Dieu me pardonne c'est son métier

Une stratégie à trois piliers pour dégonfler la Chine ou comment l’impérialisme peut recomposer son dispositif

Désormais chaque événement y compris apparemment interne à la France, devront être vu à travers le prisme tel qu’il est décrit dans cet article, faute de quoi on n’en percevra pas la logique. Nous sommes passés dans une autre période que celle entamée en 1973 au Chili, ce qu’on a appelé le néo-libéralisme et qui s’est accompagnée d’une idéologie des droits de l’homme et de la démocratie pour mieux piller les pays du sud et faire pression sur les conquis des pays du nord. Le capital a su utiliser sa propre crise pour mener une offensive réussie contre le socialisme européen avec la fin de l’URSS, et une recomposition du capital autour de la financiarisation. Nous sommes dans une autre phase caractérisée par la fin de l’hégémonie US et la montée en puissance de la Chine avec de nouveaux rapports sud-sud et le développement de mouvements sociaux partout. Cet article, émanant des cercles réactionnaires israéliens propose une stratégie qui se caractérise par une vision politique qui ignore complètement les peuples au profit des “élites” gouvernementales qui demeurent en état de colonisation ou que l’on peut comme au Venezuela prétendre remettre en état de soumission, voire en tablant sur les liens coloniaux par exemple la France qui gérerait le Vietnam. La Russie serait celle que l’on a vaincu avec des oligarques corrompus, un pays maltraité mais qu’avec quelques avantages on peut récupérer. Une telle vision est fascinante de mépris et elle conduit irrémédiablement ceux qui se croient encore au XIXe siècle aux guerres et aux massacres. Comme le dit l’article, en croyant imiter la Chine il faut que l’occident sache renoncer à la démocratie chez ses alliés et sans doute pour lui-même pour conserver sa domination et son exploitation légitimées. Le goût d’une géopolitique et d’une analyse des rapports de forces limités aux dirigeants est ce qui rapproche la social-démocratie de la droite et de l’extrême-droite. Une fois de plus on pense à Brecht : le fascisme n’est pas le contraire de la démocratie capitaliste il est son prolongement par temps de crise. (note et traduction de Danielle Bleitrach dans histoire et société)

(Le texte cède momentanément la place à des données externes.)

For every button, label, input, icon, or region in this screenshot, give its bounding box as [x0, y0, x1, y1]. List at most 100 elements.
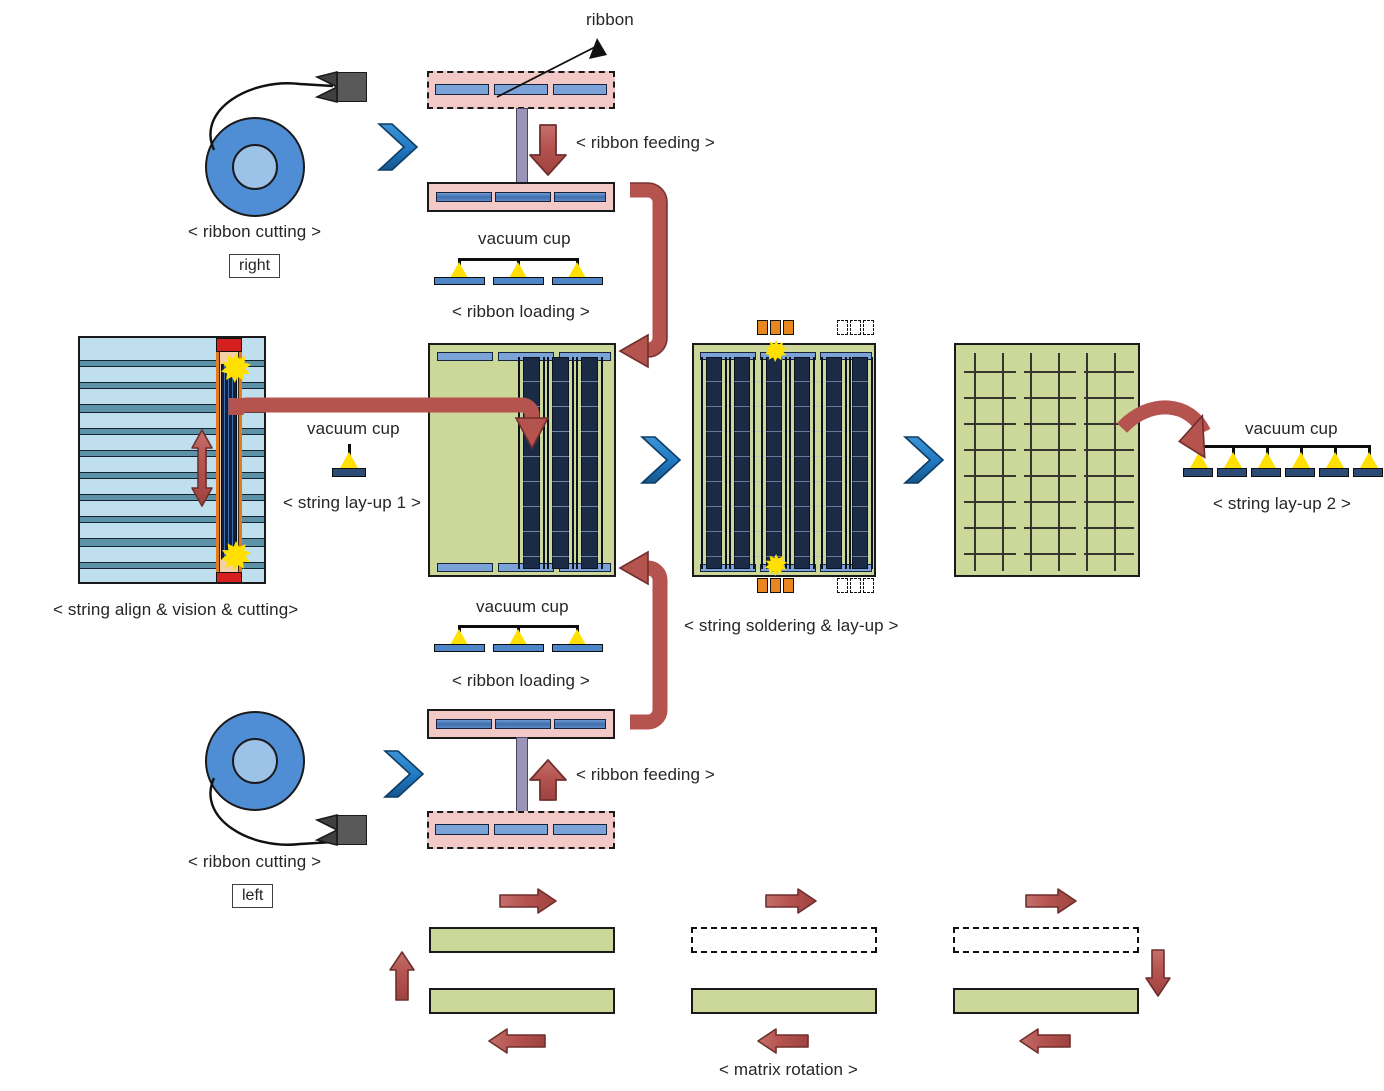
ribbon-callout-arrowhead	[589, 38, 607, 59]
solder-chip	[757, 320, 768, 335]
vacuum-cup-pad	[1353, 468, 1383, 477]
ribbon-pad	[493, 277, 544, 285]
matrix-rotation-arrows-3	[1019, 888, 1171, 1054]
vacuum-cup-rail-layup2	[1198, 445, 1370, 448]
solder-chip	[770, 578, 781, 593]
chevron-right-icon-1	[376, 123, 419, 171]
ribbon-cutter-left-blade	[314, 813, 338, 832]
vacuum-cup-pad	[1183, 468, 1213, 477]
vacuum-cup-label-layup2: vacuum cup	[1245, 419, 1338, 438]
vacuum-cup-pad	[1319, 468, 1349, 477]
vacuum-cup-label-layup1: vacuum cup	[307, 419, 400, 438]
solder-chip-ghost	[837, 578, 848, 593]
matrix-rotation-label: < matrix rotation >	[719, 1060, 858, 1079]
vacuum-cup-nozzle	[450, 262, 468, 278]
solder-chip	[770, 320, 781, 335]
matrix-rotation-arrows-2	[757, 888, 817, 1054]
matrix-rot-3-top-ghost	[953, 927, 1139, 953]
solder-chip-ghost	[850, 320, 861, 335]
ribbon-segment	[554, 192, 606, 202]
ribbon-segment	[553, 824, 607, 835]
vacuum-cup-pad	[1217, 468, 1247, 477]
vacuum-cup-pad	[1251, 468, 1281, 477]
ribbon-pad	[434, 277, 485, 285]
solder-chip-ghost	[863, 578, 874, 593]
ribbon-pad	[434, 644, 485, 652]
solder-chip	[783, 320, 794, 335]
string-align-label: < string align & vision & cutting>	[53, 600, 299, 619]
string-soldering-panel	[692, 343, 876, 577]
vacuum-cup-nozzle	[509, 629, 527, 645]
ribbon-segment	[494, 824, 548, 835]
chevron-right-icon-2	[382, 750, 425, 798]
ribbon-loading-top-label: < ribbon loading >	[452, 302, 590, 321]
transfer-path-top	[618, 182, 668, 369]
ribbon-loading-bottom-label: < ribbon loading >	[452, 671, 590, 690]
ribbon-segment	[495, 719, 551, 729]
solder-chip	[783, 578, 794, 593]
vacuum-cup-nozzle	[1326, 452, 1344, 468]
ribbon-segment	[554, 719, 606, 729]
vacuum-cup-nozzle	[1360, 452, 1378, 468]
vacuum-cup-nozzle	[450, 629, 468, 645]
solder-chip-ghost	[837, 320, 848, 335]
ribbon-pad	[552, 644, 603, 652]
solder-chip-ghost	[850, 578, 861, 593]
matrix-rot-3-bottom	[953, 988, 1139, 1014]
solder-chip	[757, 578, 768, 593]
vacuum-cup-label-top: vacuum cup	[478, 229, 571, 248]
ribbon-cutting-right-label: < ribbon cutting >	[188, 222, 322, 241]
ribbon-segment	[436, 192, 492, 202]
ribbon-feeding-bottom-label: < ribbon feeding >	[576, 765, 715, 784]
string-layup1-label: < string lay-up 1 >	[283, 493, 421, 512]
string-layup1-panel	[428, 343, 616, 577]
matrix-rot-1-top	[429, 927, 615, 953]
vacuum-cup-nozzle	[1258, 452, 1276, 468]
ribbon-cutter-right-body	[337, 72, 367, 102]
vacuum-cup-pad	[332, 468, 366, 477]
ribbon-cutter-right-blade	[314, 70, 338, 89]
vacuum-cup-pad	[1285, 468, 1315, 477]
ribbon-spool-left-core	[232, 738, 278, 784]
matrix-rot-2-bottom	[691, 988, 877, 1014]
vacuum-cup-nozzle	[568, 262, 586, 278]
ribbon-segment	[495, 192, 551, 202]
ribbon-pad	[493, 644, 544, 652]
ribbon-pad	[552, 277, 603, 285]
side-tag-left: left	[232, 884, 274, 908]
matrix-rot-2-top-ghost	[691, 927, 877, 953]
ribbon-segment	[494, 84, 548, 95]
ribbon-feeding-up-arrow	[529, 759, 567, 801]
ribbon-feeder-post-bottom	[516, 737, 528, 817]
vacuum-cup-label-bottom: vacuum cup	[476, 597, 569, 616]
ribbon-cutter-right-blade	[314, 85, 338, 104]
string-soldering-label: < string soldering & lay-up >	[684, 616, 899, 635]
ribbon-cutter-left-blade	[314, 828, 338, 847]
process-flow-diagram: < ribbon cutting > right ribbon < ribbon…	[0, 0, 1384, 1091]
string-layup2-label: < string lay-up 2 >	[1213, 494, 1351, 513]
transfer-path-bottom	[618, 550, 668, 730]
vacuum-cup-nozzle	[1190, 452, 1208, 468]
vacuum-cup-nozzle	[1224, 452, 1242, 468]
vacuum-cup-nozzle	[1292, 452, 1310, 468]
matrix-panel-complete	[954, 343, 1140, 577]
ribbon-cutter-left-body	[337, 815, 367, 845]
ribbon-segment	[435, 824, 489, 835]
vacuum-cup-nozzle	[340, 452, 358, 468]
ribbon-feeder-post-top	[516, 108, 528, 186]
solder-chip-ghost	[863, 320, 874, 335]
ribbon-spool-right-core	[232, 144, 278, 190]
ribbon-segment	[436, 719, 492, 729]
ribbon-segment	[553, 84, 607, 95]
side-tag-right: right	[229, 254, 281, 278]
matrix-rot-1-bottom	[429, 988, 615, 1014]
ribbon-label: ribbon	[586, 10, 634, 29]
ribbon-segment	[435, 84, 489, 95]
ribbon-feeding-top-label: < ribbon feeding >	[576, 133, 715, 152]
ribbon-cutting-left-label: < ribbon cutting >	[188, 852, 322, 871]
ribbon-feeding-down-arrow	[529, 124, 567, 176]
chevron-right-icon-3	[639, 436, 682, 484]
vacuum-cup-nozzle	[568, 629, 586, 645]
matrix-rotation-arrows-1	[389, 888, 557, 1054]
chevron-right-icon-4	[902, 436, 945, 484]
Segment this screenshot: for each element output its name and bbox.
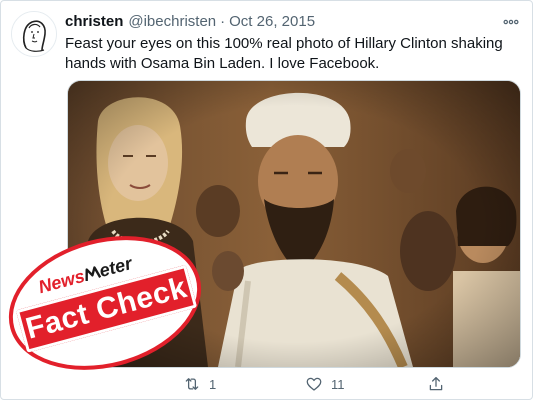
more-options-button[interactable] <box>500 11 522 33</box>
retweet-button[interactable]: 1 <box>183 373 216 395</box>
avatar[interactable] <box>11 11 57 57</box>
user-handle[interactable]: @ibechristen <box>128 12 216 32</box>
sketch-portrait-avatar-icon <box>12 12 56 56</box>
tweet-header: christen @ibechristen · Oct 26, 2015 <box>65 11 522 33</box>
tweet-card: christen @ibechristen · Oct 26, 2015 Fea… <box>0 0 533 400</box>
retweet-count: 1 <box>209 376 217 392</box>
tweet-text: Feast your eyes on this 100% real photo … <box>65 35 503 72</box>
share-icon <box>429 376 443 391</box>
share-button[interactable] <box>427 373 453 395</box>
heart-icon <box>306 377 322 391</box>
like-count: 11 <box>331 376 345 392</box>
tweet-actions: 1 11 <box>65 373 522 395</box>
retweet-icon <box>185 378 199 390</box>
display-name[interactable]: christen <box>65 12 123 32</box>
timestamp-link[interactable]: Oct 26, 2015 <box>229 12 315 32</box>
like-button[interactable]: 11 <box>305 373 345 395</box>
separator-dot: · <box>220 13 226 30</box>
more-horizontal-icon <box>503 19 519 25</box>
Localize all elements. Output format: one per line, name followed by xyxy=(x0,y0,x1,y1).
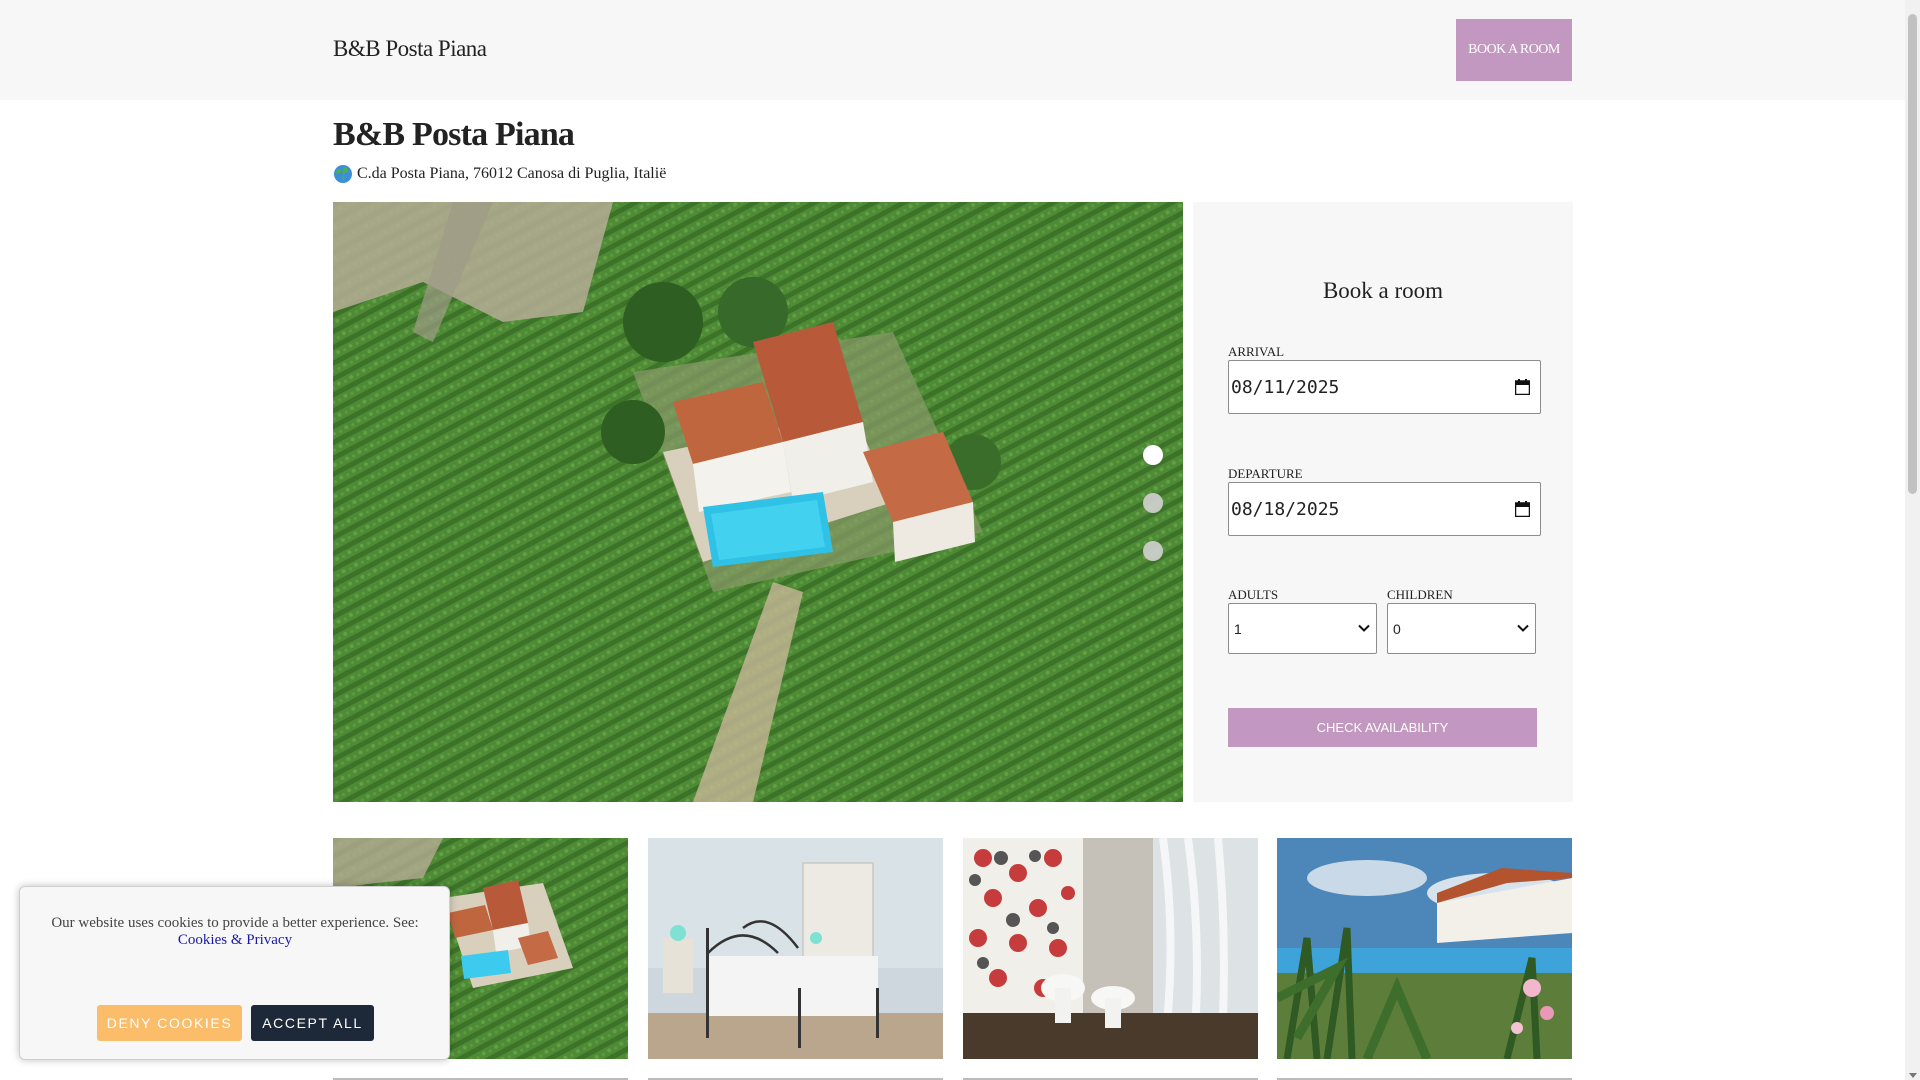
hero-image xyxy=(333,202,1183,802)
scrollbar-thumb[interactable] xyxy=(1908,14,1917,494)
cookie-banner: Our website uses cookies to provide a be… xyxy=(19,886,450,1060)
gallery-thumb-bathroom[interactable] xyxy=(963,838,1258,1059)
scroll-down-arrow-icon[interactable] xyxy=(1909,1073,1917,1078)
chevron-down-icon xyxy=(1358,624,1370,632)
book-room-button[interactable]: BOOK A ROOM xyxy=(1456,19,1572,81)
gallery-image xyxy=(648,838,943,1059)
hero-carousel[interactable] xyxy=(333,202,1183,802)
gallery-thumb-pool[interactable] xyxy=(1277,838,1572,1059)
adults-value: 1 xyxy=(1234,620,1242,637)
arrival-label: ARRIVAL xyxy=(1228,344,1285,359)
address-text: C.da Posta Piana, 76012 Canosa di Puglia… xyxy=(357,165,667,182)
carousel-dots xyxy=(1143,445,1163,561)
address: C.da Posta Piana, 76012 Canosa di Puglia… xyxy=(333,164,666,184)
globe-icon xyxy=(334,165,352,183)
site-brand[interactable]: B&B Posta Piana xyxy=(333,36,487,62)
adults-select[interactable]: 1 xyxy=(1228,603,1377,654)
cookie-message: Our website uses cookies to provide a be… xyxy=(51,915,419,931)
departure-label: DEPARTURE xyxy=(1228,466,1303,481)
adults-label: ADULTS xyxy=(1228,587,1279,602)
gallery-image xyxy=(963,838,1258,1059)
page-title: B&B Posta Piana xyxy=(333,116,575,153)
departure-date-value: 08/18/2025 xyxy=(1231,498,1340,520)
booking-title: Book a room xyxy=(1322,278,1444,303)
gallery-thumb-bedroom[interactable] xyxy=(648,838,943,1059)
departure-date-input[interactable]: 08/18/2025 xyxy=(1228,482,1541,536)
calendar-icon[interactable] xyxy=(1515,379,1530,395)
calendar-icon[interactable] xyxy=(1515,501,1530,517)
children-label: CHILDREN xyxy=(1387,587,1453,602)
gallery-image xyxy=(1277,838,1572,1059)
page-scrollbar[interactable] xyxy=(1905,0,1920,1080)
accept-all-button[interactable]: ACCEPT ALL xyxy=(251,1005,374,1041)
cookie-text: Our website uses cookies to provide a be… xyxy=(40,915,430,949)
carousel-dot-1[interactable] xyxy=(1143,445,1163,465)
booking-panel: Book a room ARRIVAL 08/11/2025 DEPARTURE… xyxy=(1193,202,1573,802)
cookie-privacy-link[interactable]: Cookies & Privacy xyxy=(178,932,292,948)
deny-cookies-button[interactable]: DENY COOKIES xyxy=(97,1005,242,1041)
children-value: 0 xyxy=(1393,620,1401,637)
arrival-date-input[interactable]: 08/11/2025 xyxy=(1228,360,1541,414)
site-header: B&B Posta Piana BOOK A ROOM xyxy=(0,0,1905,100)
children-select[interactable]: 0 xyxy=(1387,603,1536,654)
arrival-date-value: 08/11/2025 xyxy=(1231,376,1340,398)
check-availability-button[interactable]: CHECK AVAILABILITY xyxy=(1228,708,1537,747)
chevron-down-icon xyxy=(1517,624,1529,632)
carousel-dot-2[interactable] xyxy=(1143,493,1163,513)
carousel-dot-3[interactable] xyxy=(1143,541,1163,561)
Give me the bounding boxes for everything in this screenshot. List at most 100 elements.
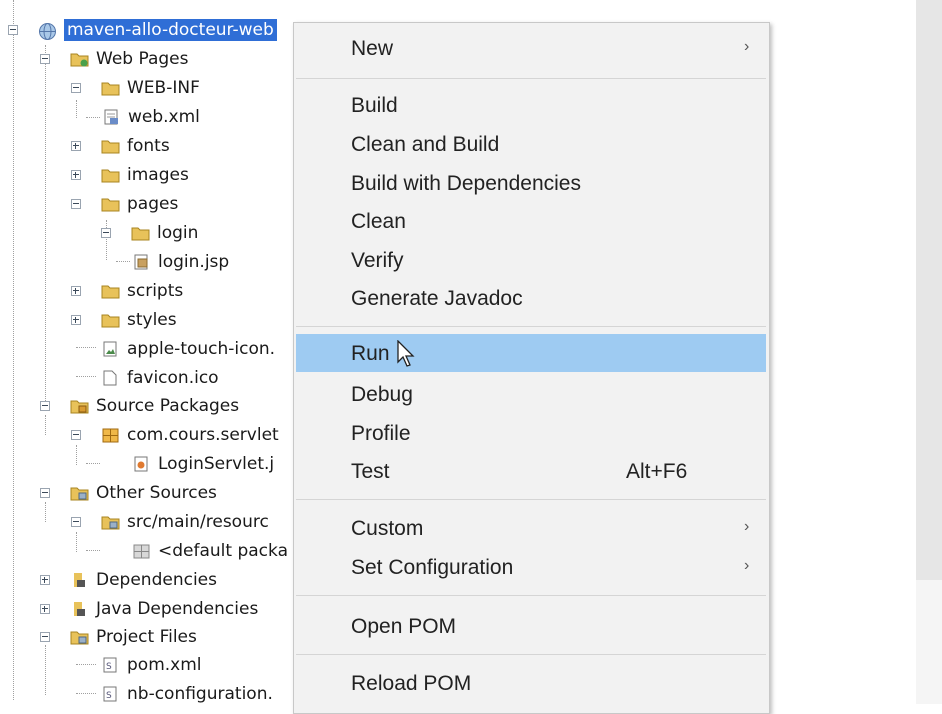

Share on facebook Share on twitter Share on linkedin Share on email Share on whatsapp

Xi Jinping, image via Wikimedia Commons

BESA Center Perspectives Document n° 2 031, 16 mai 2021

RÉSUMÉ: L’Occident est confronté à un défi croissant de la Chine. Il existe plusieurs façons de relever ce défi : élargir, rétablir et approfondir les relations entre les différentes régions du monde; par une approche révolutionnaire à l’égard de la Russie; et, plus radicalement, en agissant comme les Chinois.

Ces dernières années, un virage économique « impérialiste » de la part de la Chine s’est cristallisé parallèlement à un séisme idéologique dans la vision de l’Occident et son rôle dans le monde. Avec Pékin pénétrant les marchés africains et son expansion constante en Asie, son influence sur les économies américaine et européenne a atteint un niveau sans précédent. Les Chinois ont saisi l’occasion présentée par le retrait américain et la préoccupation des grandes puissances européennes face aux défis du terrorisme et de l’immigration clandestine, ainsi qu’à la crise COVID-19. Celui-ci a été engendré par un virus qui est originaire de Chine, mais qui a causé plus de destruction, de perturbation et de détresse à l’étranger que chez eux.

La Chine d’aujourd’hui est peut-être la plus grande menace pour l’hégémonie du libéralisme occidental qui soit survenue depuis l’effondrement de l’Union soviétique il y a trois décennies. L’Occident est confronté à un double dilemme : comment faire face à la menace chinoise d’une part, et comment gérer des relations de plus en plus tendues avec une autre puissance mondiale, la Russie, d’autre part. Les deux pays se méfient de l’Occident.

La solution réside peut-être dans le dilemme lui-même : inoculer Moscou contre Pékin. Ce n’est un secret pour personne que les pays ne jouissent pas de relations chaleureuses. Ils étaient tous deux gouvernés par des régimes communistes lorsque les Américains se sont entendus avec succès avec les Chinois pour repousser les Soviétiques. Cette fois, l’équation peut être inversée.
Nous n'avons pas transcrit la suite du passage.